L’attenzione verso i materiali sintetici crebbe progressivamente, originando la diffusione di massa che caratterizzò gli anni sessanta e settanta. Anche se già nel dopoguerra i pavimenti in resina erano risultati una soluzione ideale per gli stabilimenti dedicati all’assemblaggio di carri armati, grazie alla capacità di sopportare la durezza dei cingoli.
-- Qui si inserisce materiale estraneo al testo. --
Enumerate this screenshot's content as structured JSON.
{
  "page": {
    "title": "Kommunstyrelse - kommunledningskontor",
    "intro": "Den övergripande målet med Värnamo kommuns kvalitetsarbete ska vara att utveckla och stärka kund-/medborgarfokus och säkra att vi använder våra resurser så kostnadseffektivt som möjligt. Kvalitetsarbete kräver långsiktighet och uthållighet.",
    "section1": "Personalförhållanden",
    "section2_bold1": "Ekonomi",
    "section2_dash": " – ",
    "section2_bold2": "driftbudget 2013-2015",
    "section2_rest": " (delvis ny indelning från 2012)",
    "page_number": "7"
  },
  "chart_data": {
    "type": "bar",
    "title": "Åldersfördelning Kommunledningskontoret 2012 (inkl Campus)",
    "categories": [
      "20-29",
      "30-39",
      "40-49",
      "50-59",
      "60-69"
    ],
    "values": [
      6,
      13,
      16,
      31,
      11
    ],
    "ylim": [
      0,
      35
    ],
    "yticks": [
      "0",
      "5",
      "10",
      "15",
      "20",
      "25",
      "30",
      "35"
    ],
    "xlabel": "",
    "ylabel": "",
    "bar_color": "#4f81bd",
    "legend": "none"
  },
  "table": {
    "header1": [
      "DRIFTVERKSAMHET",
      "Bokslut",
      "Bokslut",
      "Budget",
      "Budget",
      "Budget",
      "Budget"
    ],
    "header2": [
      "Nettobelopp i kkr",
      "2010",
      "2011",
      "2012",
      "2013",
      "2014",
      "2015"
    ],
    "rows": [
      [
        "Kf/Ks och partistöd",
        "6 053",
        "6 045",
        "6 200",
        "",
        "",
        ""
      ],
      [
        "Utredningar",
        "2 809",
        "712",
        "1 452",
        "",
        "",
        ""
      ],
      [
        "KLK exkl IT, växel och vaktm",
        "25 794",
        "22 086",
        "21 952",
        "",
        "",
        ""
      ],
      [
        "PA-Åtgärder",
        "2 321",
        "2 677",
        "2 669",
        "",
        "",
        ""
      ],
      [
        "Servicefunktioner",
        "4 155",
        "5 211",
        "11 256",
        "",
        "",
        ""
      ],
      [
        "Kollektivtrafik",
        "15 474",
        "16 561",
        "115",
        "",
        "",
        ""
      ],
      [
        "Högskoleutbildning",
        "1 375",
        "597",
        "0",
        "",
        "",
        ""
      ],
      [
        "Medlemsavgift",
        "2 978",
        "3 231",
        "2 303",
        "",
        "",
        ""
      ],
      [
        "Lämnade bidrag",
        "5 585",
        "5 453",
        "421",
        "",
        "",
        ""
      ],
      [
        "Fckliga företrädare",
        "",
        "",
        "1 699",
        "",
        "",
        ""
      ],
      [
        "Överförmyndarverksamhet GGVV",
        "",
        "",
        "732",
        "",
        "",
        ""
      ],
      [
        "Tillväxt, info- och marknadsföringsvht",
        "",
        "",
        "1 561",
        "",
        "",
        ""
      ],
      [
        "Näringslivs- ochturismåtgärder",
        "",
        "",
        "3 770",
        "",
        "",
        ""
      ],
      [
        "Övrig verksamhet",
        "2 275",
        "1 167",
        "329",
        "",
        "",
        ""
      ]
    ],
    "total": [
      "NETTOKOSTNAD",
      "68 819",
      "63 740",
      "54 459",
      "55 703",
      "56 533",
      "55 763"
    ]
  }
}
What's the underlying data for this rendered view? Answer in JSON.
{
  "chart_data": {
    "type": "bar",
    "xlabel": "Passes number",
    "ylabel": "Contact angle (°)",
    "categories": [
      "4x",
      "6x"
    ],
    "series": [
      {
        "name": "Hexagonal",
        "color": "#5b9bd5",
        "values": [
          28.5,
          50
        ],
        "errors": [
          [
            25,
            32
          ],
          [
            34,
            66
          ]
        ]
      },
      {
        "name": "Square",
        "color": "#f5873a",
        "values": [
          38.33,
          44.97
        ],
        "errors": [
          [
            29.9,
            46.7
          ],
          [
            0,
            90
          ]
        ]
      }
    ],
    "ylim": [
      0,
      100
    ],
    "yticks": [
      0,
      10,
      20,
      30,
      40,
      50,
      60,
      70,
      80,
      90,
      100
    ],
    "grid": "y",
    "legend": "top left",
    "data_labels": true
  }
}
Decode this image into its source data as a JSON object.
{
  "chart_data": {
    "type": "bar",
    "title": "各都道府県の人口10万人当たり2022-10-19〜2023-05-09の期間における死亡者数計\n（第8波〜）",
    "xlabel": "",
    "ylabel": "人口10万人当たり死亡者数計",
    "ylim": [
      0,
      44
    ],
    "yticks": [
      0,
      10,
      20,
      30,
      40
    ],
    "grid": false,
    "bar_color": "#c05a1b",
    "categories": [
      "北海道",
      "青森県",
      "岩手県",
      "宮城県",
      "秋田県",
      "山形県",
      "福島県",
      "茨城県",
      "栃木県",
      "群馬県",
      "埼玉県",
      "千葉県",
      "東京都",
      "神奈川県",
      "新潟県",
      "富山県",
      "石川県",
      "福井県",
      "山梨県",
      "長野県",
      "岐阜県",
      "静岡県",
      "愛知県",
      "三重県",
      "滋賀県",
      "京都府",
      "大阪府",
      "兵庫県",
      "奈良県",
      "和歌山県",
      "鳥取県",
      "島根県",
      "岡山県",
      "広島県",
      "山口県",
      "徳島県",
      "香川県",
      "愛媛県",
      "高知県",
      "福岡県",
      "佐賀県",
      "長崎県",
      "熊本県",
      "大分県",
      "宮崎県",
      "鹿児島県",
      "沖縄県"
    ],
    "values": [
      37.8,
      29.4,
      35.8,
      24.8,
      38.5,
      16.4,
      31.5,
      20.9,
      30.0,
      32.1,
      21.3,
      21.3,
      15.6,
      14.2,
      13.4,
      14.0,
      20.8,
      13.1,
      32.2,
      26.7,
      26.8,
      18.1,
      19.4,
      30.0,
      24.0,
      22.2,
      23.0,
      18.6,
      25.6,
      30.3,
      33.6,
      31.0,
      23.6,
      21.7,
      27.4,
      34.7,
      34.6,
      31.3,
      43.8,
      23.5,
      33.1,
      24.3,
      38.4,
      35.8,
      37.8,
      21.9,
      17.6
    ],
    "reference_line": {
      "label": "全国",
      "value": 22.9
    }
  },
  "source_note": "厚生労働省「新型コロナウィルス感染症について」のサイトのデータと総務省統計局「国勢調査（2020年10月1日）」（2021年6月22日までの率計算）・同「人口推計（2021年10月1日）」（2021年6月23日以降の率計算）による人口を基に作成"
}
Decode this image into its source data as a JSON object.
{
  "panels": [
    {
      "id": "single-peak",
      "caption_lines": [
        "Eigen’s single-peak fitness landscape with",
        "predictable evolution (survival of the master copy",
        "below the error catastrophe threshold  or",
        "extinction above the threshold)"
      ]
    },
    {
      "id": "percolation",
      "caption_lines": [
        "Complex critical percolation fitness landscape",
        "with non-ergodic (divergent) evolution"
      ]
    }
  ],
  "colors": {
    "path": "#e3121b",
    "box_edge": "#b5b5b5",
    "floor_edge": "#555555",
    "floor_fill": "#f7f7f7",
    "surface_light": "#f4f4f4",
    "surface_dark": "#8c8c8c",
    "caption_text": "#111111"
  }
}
Lo sviluppo tecnologico portò a un’evoluzione dei processi produttivi e consentì di creare nuove tipologie di resina con caratteristiche migliorative. Tali innovazioni permisero, tra l’altro, l’utilizzo nelle industrie per realizzare pavimentazioni con prestazioni ottimali a livello di resistenza meccanica e chimica. Inoltre il vantaggio di ottenere un fondo senza soluzione di continuità era particolarmente importante per facilitare le operazioni di pulizia.

A quei tempi era necessario stendere dei sottofondi specifici, ad esempio in calcestruzzo, ma i notevoli progressi compiuti dal settore chimico hanno fatto sì che la resina oggi non necessiti di particolari massetti e, a partire dagli anni novanta, abbia un campo d’impiego più ampio, non solo in ambito industriale ma anche in quello civile.